Gunfire broke out Wednesday during a Palestinian protest over Egypt's blockade of the Gaza Strip, leaving an Egyptian border guard dead and a dozen Palestinians injured.

The riot along the border came a day after several hundred international activists clashed with police in the Egyptian port city of El-Arish when they were told that a portion of their aid convoy would be allowed to enter Gaza only through Israel.

In response, the Hamas movement that rules Gaza called on supporters to demonstrate Wednesday against both Egypt's interference with the aid convoy and its construction of an underground barrier designed to block tunnels used to smuggle goods and weapons into the coastal strip.

"It was a peaceful protest against the wall and to let the lifeline convoy enter Gaza," said Salah Bardawil, a Hamas official.

Several hundred protesters gathered in the city of Rafah began throwing rocks and Molotov cocktails at Egyptian security forces across the border, who responded with gunfire, witnesses said. In the midst of the chaos, a Palestinian sniper shot and killed the Egyptian guard, officials said.

By late Wednesday, portions of the humanitarian convoy had begun entering Gaza, which is squeezed between Egypt and Israel. But the violence has heightened tensions between the Egyptian government and Hamas, the Islamic militant group that seized control of the strip in 2007.

The tunnels that the Egyptians are seeking to block have been a key transit route for Gaza since a joint blockade by Israel and Egypt virtually sealed its borders. The countries say they are attempting to isolate and pressure Hamas, which refuses to recognize Israel and is suspected of trying to foment dissent in Egypt.

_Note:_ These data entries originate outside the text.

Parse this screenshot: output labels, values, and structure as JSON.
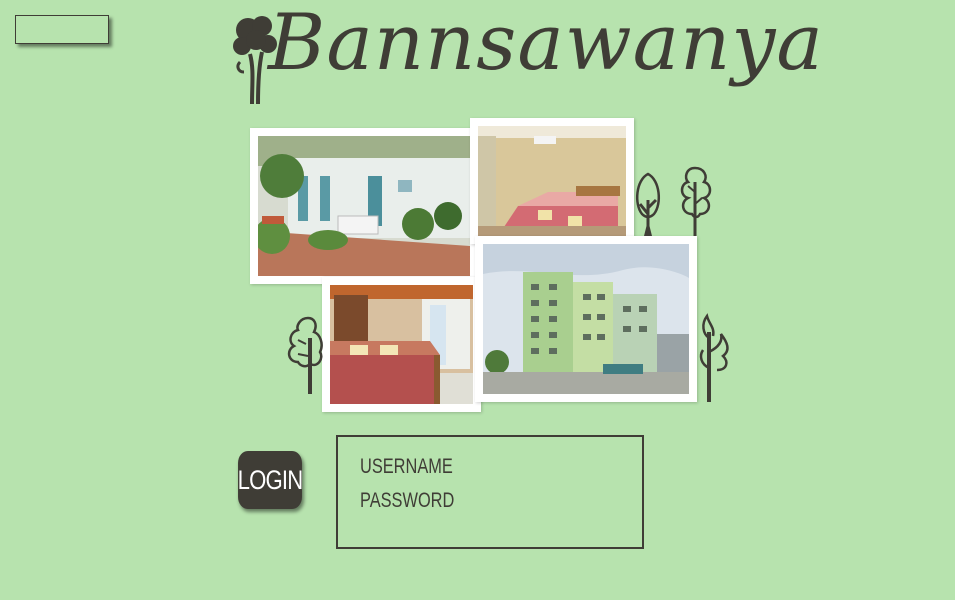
{
  "site": {
    "title": "Bannsawanya"
  },
  "photos": [
    {
      "name": "guesthouse-exterior-photo"
    },
    {
      "name": "bedroom-photo-1"
    },
    {
      "name": "bedroom-photo-2"
    },
    {
      "name": "building-photo"
    }
  ],
  "login": {
    "button_label": "LOGIN",
    "username_label": "USERNAME",
    "password_label": "PASSWORD"
  },
  "colors": {
    "background": "#b7e3ae",
    "ink": "#3f3d36",
    "photo_border": "#ffffff"
  }
}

The primary victims, however, are the 1.5 million Gaza inhabitants, who are rarely allowed to leave and are suffering from shortages of construction materials, fuel and other goods.

Because of a lack of cement and steel, thousands of Palestinian families have been unable to rebuild homes destroyed in the three-week military offensive by Israel a year ago. The campaign, which was launched in response to repeated Hamas rocket attacks on Israel, killed nearly 1,400 Palestinians.

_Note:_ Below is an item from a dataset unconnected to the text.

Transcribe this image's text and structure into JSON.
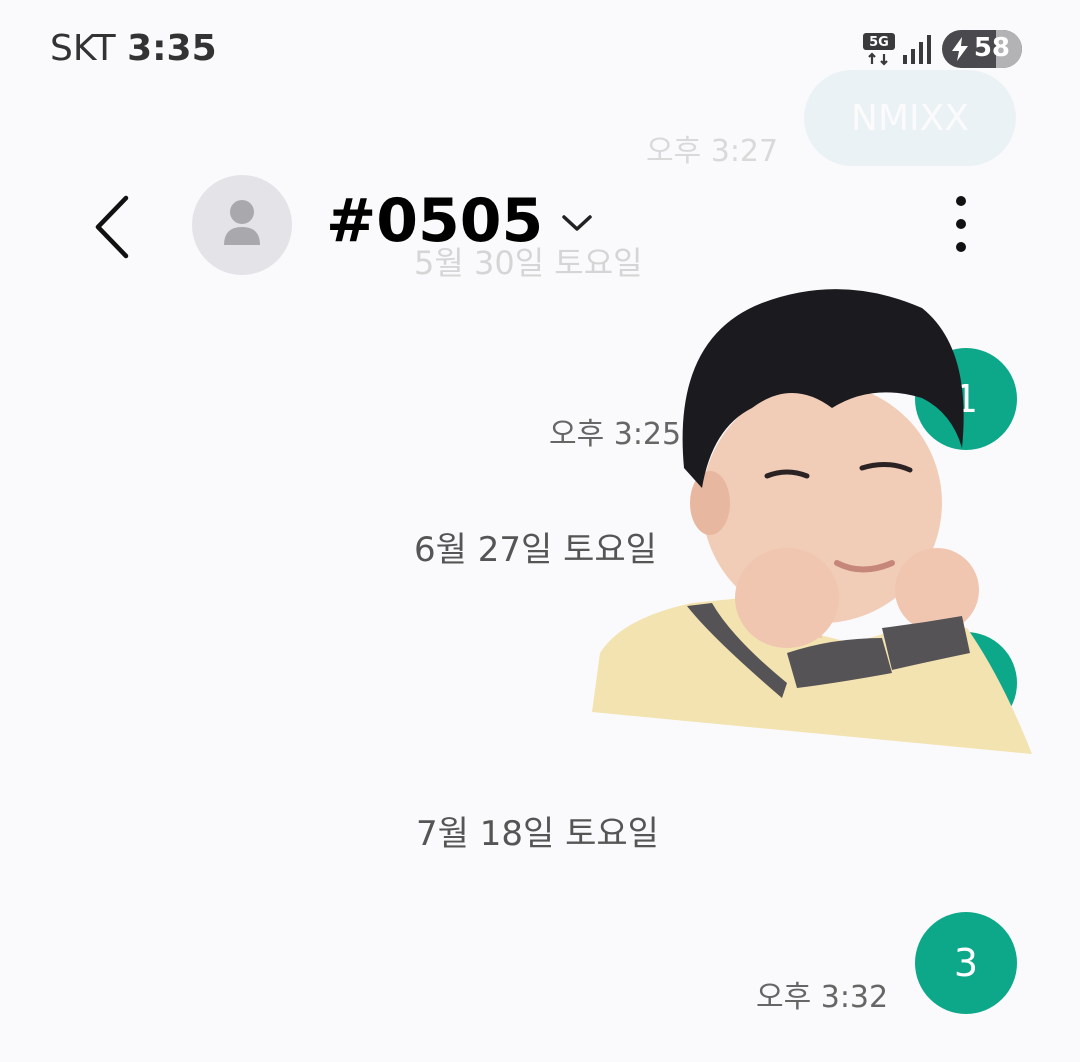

The latest clashes began Tuesday when Egyptian authorities decided to route some of the Viva Palestina aid convoy, made up of more than 500 volunteers and nearly 200 trucks carrying food and medical supplies, to an Israeli checkpoint into Gaza.

"It is unacceptable and we have refused this," said George Galloway, a British lawmaker and leader of the convoy. "It is completely unconscionable that 25% of our convoy should go to Israel and never arrive in Gaza. Because nothing that ever goes to Israel ever arrives in Gaza."

The activists tried to break through a security gate, triggering a melee Tuesday that Egyptian police put down with water cannons.

Dozens of people were injured on both sides and seven were arrested.

After Wednesday's riot at the border, Hamas leaders expressed regret for the day's violence and called upon both sides to exercise restraint.

One Palestinian protester, who identified himself only as Adnan, 28, said Hamas security officers tried to break up the demonstration when it turned violent, but protesters refused to disperse.

"Egypt should open the borders and let the people breathe," he said.

"We are surrounded by the Israelis, and the Arabs are watching us too."